Well, after some ravelry browsing, I noticed that a few people have cast on with me this January. And of the pictures I can see clearly, I am but one person who interpreted the stitches as the mutant seed stitch and not a rib. That makes me feel better. As a person, I mean.

As far as this afghan goes?

Well, I will be ripping it out and starting over.

Monday, January 14, 2008

Norwegian Star Earflap Hat

Norwegian Star Earflap Hat

Pattern: Tiennie's Norwegian Star Earflap Hat
Yarn: Debbie Bliss Cashmerino Aran in Pink and White
Needles: size 7 Addi Turbos

Mods: I did a mockup with some old Cascade 220, knitting the earflaps first then casting on for the hat, and I thought the brim would curl - even the way tiennie wrote the pattern. For one thing, I'm not so great with the backwards loop. It looks easy enough, but I was getting an uneven, curly brim. My solution?

I used this cable cast on that I learned from Romi when I started Muir, and crocheted two sets of 21 stitches each. Then, I cast on for the brim, knitting the crocheted stitches (instead of picking up the earflaps) as I came to them. There were some holes, and I might have still benefited from the backward loop cast on...oh well. I used the yarn ends from the flaps to weave those holes shut.
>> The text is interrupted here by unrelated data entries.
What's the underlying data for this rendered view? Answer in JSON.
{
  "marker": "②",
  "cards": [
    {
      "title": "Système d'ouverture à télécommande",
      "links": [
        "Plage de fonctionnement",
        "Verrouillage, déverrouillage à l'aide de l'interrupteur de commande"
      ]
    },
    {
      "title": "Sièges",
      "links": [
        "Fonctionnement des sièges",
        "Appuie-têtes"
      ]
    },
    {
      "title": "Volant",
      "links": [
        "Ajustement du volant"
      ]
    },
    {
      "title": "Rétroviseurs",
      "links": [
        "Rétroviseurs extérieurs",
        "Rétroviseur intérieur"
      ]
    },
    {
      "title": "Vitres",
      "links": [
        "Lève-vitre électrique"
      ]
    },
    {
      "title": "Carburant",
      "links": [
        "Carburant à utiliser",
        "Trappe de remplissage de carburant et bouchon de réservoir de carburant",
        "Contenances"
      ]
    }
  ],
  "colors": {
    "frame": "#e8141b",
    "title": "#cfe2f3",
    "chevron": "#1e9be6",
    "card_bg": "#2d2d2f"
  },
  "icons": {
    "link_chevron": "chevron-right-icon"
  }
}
I knit a 2x2 rib brim, because I like the look of a 2x2 brim on a hat, and it had already worked really well when I knit this hat up for my sister. I followed the rest of the pattern as it was written, although I wish I had made the top of my hat taller, and had knit less rows between the brim and the pattern - the yarn I used on my sister's hat was a little bit thicker, and it made for a taller, albeit slightly tighter hat. Also, I loved one mod I saw on ravelry with some added stripes. I may just be using that idea when I knit this hat for Jason.

After I pulled the yarn through the crown and finished the hat portion of the hat, I unzipped the crocheted yarn at the brim, and started knitting the earflaps. I have to say that although the other way seems just fine, this way makes more sense to me, since after I've decreased down to 3 stitches, it's so much easier to just keep on going with the i-cord.

I finished this hat yesterday just as we got to Revere Beach. I thought it was warm enough to leave the hat (whose ends were still hanging all about since I had forgotten scissors), but I had to put it on when we got back to the car, because I think the cold had come in through my ears and frozen my brain. Thank goodness I have it now for the blizzard. It's such a warm hat.